HUBER HEIGHTS, Ohio (WDTN)– The dispatcher who took the call on a vicious pitbull attack has been handling emergency calls for 19 years, and this is the first time she’s dealt with an active dog attack.
Listening to Angela Richendollar, it sounded like her training was kicking in. What’s surprising was that she said her advice did not come from a class.
Answering anywhere from 50 to 100 calls a day at the Huber Heights Police Department, Richendollar said you could call it instinct.
“You have to visualize in your mind what you’re hearing. So you maybe won’t see it, but you can picture and imagine what’s going on.”
Last Wednesday, she was forced to imagine a pitbull attacking a utility worker on Sebring Drive.

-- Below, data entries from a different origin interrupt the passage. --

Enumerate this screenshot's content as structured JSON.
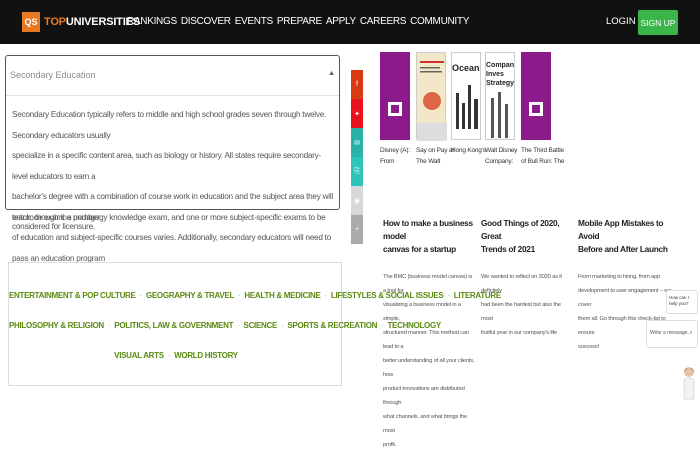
{
  "header": {
    "logo_box": "QS",
    "logo_top": "TOP",
    "logo_rest": "UNIVERSITIES",
    "nav": [
      "RANKINGS",
      "DISCOVER",
      "EVENTS",
      "PREPARE",
      "APPLY",
      "CAREERS",
      "COMMUNITY"
    ],
    "login": "LOGIN",
    "signup": "SIGN UP"
  },
  "accordion": {
    "title": "Secondary Education",
    "caret": "▲",
    "lines": [
      "Secondary Education typically refers to middle and high school grades seven through twelve. Secondary educators usually",
      "specialize in a specific content area, such as biology or history. All states require secondary-level educators to earn a",
      "bachelor's degree with a combination of course work in education and the subject area they will teach, though the number",
      "of education and subject-specific courses varies. Additionally, secondary educators will need to pass an education program"
    ],
    "tail": "entrance exam, a pedagogy knowledge exam, and one or more subject-specific exams to be considered for licensure."
  },
  "topics": {
    "rows": [
      [
        "ENTERTAINMENT & POP CULTURE",
        "GEOGRAPHY & TRAVEL",
        "HEALTH & MEDICINE",
        "LIFESTYLES & SOCIAL ISSUES",
        "LITERATURE"
      ],
      [
        "PHILOSOPHY & RELIGION",
        "POLITICS, LAW & GOVERNMENT",
        "SCIENCE",
        "SPORTS & RECREATION",
        "TECHNOLOGY"
      ],
      [
        "VISUAL ARTS",
        "WORLD HISTORY"
      ]
    ],
    "separator": "·"
  },
  "books": [
    {
      "caption": [
        "Disney (A):",
        "From"
      ],
      "color": "#8b1a8b",
      "cover_text": ""
    },
    {
      "caption": [
        "Say on Pay at",
        "The Walt"
      ],
      "color": "#f2e8c8",
      "cover_text": ""
    },
    {
      "caption": [
        "",
        "",
        "",
        "Hong Kong's"
      ],
      "color": "#222222",
      "cover_text": "Ocean Park Tal"
    },
    {
      "caption": [
        "Walt Disney",
        "Company:"
      ],
      "color": "#ffffff",
      "cover_text": "Company Inves Strategy"
    },
    {
      "caption": [
        "The Third Battle",
        "of Bull Run: The"
      ],
      "color": "#8b1a8b",
      "cover_text": ""
    }
  ],
  "articles": [
    {
      "title": [
        "How to make a business model",
        "canvas for a startup"
      ],
      "text": [
        "The BMC (business model canvas) is a tool for",
        "visualizing a business model in a simple,",
        "structured manner. This method can lead to a",
        "better understanding of all your clients, how",
        "product innovations are distributed through",
        "what channels, and what brings the most",
        "profit."
      ]
    },
    {
      "title": [
        "Good Things of 2020, Great",
        "Trends of 2021"
      ],
      "text": [
        "We wanted to reflect on 2020 as it definitely",
        "had been the hardest but also the most",
        "fruitful year in our company's life"
      ]
    },
    {
      "title": [
        "Mobile App Mistakes to Avoid",
        "Before and After Launch"
      ],
      "text": [
        "From marketing to hiring, from app",
        "development to user engagement – we cover",
        "them all. Go through this check-list to ensure",
        "success!"
      ]
    }
  ],
  "chat": {
    "bubble": "How can I help you?",
    "placeholder": "Write a message...",
    "send": "›"
  },
  "colors": {
    "accent": "#e77923",
    "signup": "#3ab54a",
    "topic": "#5a8a10",
    "share": [
      "#d93a12",
      "#e8131d",
      "#29b3a8",
      "#2fc4ba",
      "#d8d8d8",
      "#aaaaaa"
    ]
  }
}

His owner let him outside, having no idea the woman was working in the backyard.
“This lady was hysterical, and to get information out of her, you have to be calm.”
Richendollar said that day, it was her own life experience and hands-on training that helped her, “I have a dog, so I think my dog responds when I say treat, different things like that. So I was just thinking of things she could do to get the dog’s attention, and at least if the dog took it’s attention off the person, maybe it would come back to her.”
For her, it’s like going into auto pilot– almost like she’s tapping into a different part of the brain.
“You might think about it for a minute, but then another line’s ringing, or maybe you turn around and somebody’s ordering lunch.”
Huber Heights Police said the victim was holding onto a tree during the attack, which prevented the dog from going for her throat or head.
The pitbull is in custody of animal control.